My aunt did this to my uncle after he skipped a week of bathroom breaks.
She did it in front of the whole family during Thanksgiving.
He didn’t even notice until she gave him a big kiss.
A Crusty Garcia
A latino woman uses a tostitos chip like a spoon to dig into a man's butt that smells like old tacos and regret.
She did it at the grocery store while he was picking out salsa.
He was too distracted by his phone to notice.
The chip came out with a chunk of something that wasn’t supposed to be there.
A Cruel Angel's Thesis
a song that makes you feel like you're on top of the world until you remember you're watching a show about robots crying in the middle of a nuclear apocalypse
"I felt amazing until I remembered Shinji was just a crybaby in a mecha."
My therapist said this song was my new favorite therapy.
I tried to listen to it during my lunch break and ended up crying in a vending machine."
A Cruel Angel's Thesis
the only thing that could make you feel better after getting crushed by life and your ex at the same time
I listened to it while eating my third pizza and crying into my couch.
My dog started barking at the screen like it was the enemy.
I tried to sing it and my voice cracked like a poorly made mecha."
A Cruel Angel's Thesis
the soundtrack to your life when everything is going wrong and you're too tired to care
I played it on repeat while eating ramen and crying in my pajamas.
My roommate asked if I was having a mental breakdown.
I tried to explain it to my mom and she just said, 'You're weird.'"
A Cruel Angel's Thesis
the reason you're still alive after watching the worst anime ever made
I listened to it during my third failed relationship and my third failed attempt at being a mecha pilot.
My cat sat on my lap and stared at me like I was a lunatic.
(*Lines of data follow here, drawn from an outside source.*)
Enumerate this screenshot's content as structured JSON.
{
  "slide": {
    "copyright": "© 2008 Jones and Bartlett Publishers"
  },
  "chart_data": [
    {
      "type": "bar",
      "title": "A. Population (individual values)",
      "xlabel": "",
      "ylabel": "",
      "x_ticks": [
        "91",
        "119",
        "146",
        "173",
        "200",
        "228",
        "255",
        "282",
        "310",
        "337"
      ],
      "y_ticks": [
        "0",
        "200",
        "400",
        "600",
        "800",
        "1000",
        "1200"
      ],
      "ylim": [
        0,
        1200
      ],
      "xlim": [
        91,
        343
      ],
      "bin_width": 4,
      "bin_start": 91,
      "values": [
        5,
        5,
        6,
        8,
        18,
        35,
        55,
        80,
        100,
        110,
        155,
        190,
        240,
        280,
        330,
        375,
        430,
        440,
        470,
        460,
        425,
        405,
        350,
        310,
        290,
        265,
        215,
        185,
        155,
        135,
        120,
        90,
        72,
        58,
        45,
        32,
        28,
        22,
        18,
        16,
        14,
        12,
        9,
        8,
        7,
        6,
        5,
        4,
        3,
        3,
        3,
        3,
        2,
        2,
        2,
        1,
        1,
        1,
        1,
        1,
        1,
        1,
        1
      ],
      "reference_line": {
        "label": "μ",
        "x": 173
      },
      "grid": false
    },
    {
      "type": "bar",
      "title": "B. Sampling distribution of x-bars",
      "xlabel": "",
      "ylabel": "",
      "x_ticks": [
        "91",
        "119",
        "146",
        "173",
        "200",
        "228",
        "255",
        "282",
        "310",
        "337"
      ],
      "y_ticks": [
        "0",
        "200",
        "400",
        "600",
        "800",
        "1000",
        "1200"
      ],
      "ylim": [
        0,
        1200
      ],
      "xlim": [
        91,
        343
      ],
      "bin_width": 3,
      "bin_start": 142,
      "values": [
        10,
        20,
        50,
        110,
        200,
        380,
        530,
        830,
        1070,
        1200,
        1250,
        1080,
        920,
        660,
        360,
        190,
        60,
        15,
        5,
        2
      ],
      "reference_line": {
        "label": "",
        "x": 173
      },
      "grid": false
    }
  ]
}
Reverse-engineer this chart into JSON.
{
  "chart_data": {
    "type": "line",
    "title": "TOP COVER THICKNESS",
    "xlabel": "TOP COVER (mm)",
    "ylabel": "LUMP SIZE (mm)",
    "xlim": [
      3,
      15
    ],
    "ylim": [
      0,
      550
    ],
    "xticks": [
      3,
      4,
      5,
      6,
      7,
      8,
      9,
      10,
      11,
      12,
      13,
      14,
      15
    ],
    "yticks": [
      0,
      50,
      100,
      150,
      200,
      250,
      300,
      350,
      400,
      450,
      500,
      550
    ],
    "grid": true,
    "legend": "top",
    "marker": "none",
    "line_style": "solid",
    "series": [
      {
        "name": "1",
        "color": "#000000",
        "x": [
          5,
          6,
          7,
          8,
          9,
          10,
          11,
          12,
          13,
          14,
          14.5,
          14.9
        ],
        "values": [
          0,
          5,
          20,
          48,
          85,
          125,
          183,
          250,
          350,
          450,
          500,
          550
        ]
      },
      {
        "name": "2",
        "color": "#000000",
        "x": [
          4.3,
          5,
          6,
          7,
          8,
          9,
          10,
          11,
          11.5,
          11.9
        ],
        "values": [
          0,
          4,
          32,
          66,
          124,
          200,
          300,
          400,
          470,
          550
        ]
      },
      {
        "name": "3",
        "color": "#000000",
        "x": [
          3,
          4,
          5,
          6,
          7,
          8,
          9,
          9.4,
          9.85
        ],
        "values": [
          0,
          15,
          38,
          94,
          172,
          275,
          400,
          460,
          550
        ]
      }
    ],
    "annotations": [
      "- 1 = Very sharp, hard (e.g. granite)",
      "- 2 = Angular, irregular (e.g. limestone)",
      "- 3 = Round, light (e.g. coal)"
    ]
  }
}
I tried to dance to it and tripped over my own feet."
A Cruel Angel's Thesis
the only thing that could make you feel good after getting your heart broken by a robot and your ex at the same time
I played it while eating ice cream and crying into my sleeve.
My friend said it was the best thing I could do to feel better.
I tried to sing it and my voice sounded like a dying robot."
A Cruel Angel's Thesis
the reason you're still sane after watching the most emotional anime ever made
I listened to it while eating my first meal of the day and crying into my soup.
My brother asked if I was having a mental breakdown again.
I tried to dance to it and my feet felt like they were on fire."
A Crusade
A Crusade is when a bunch of holy freaks went on a holy war to get their sins forgiven or to prove how much they loved God. They also liked to kill people who didn’t believe the same way.
My uncle joined a Crusade just to get out of paying taxes.
She started a Crusade against all the bad coffee in the world.
He went on a Crusade to convert his entire family to his religion.
A Crusade
Crusaders were like the medieval version of a religious boy band. They fought for God, took over lands, and dressed like they were in a holy fashion show.
That guy started a Crusade just to get a better parking spot.
The Crusaders took over Jerusalem because it was the best place to have a picnic.
She joined the Crusaders just to get out of doing her homework.
A Crusade
A Crusade is like going on a holy killing spree to get rid of all the annoying people in the neighborhood, or the whole world.
He went on a Crusade to kill all the annoying people in his town.
The Crusade was a way to get rid of all the thots in the region.
She started a Crusade just to eliminate her entire family.
A Crusade
A Crusade is when someone keeps arguing about something even though no one cares and everyone has already agreed to ignore them.
He started a Crusade about the best pizza toppings in the world.
She argued for three hours about whether cereal was a breakfast food.
He kept going on about how the sky was blue even though it was clearly green.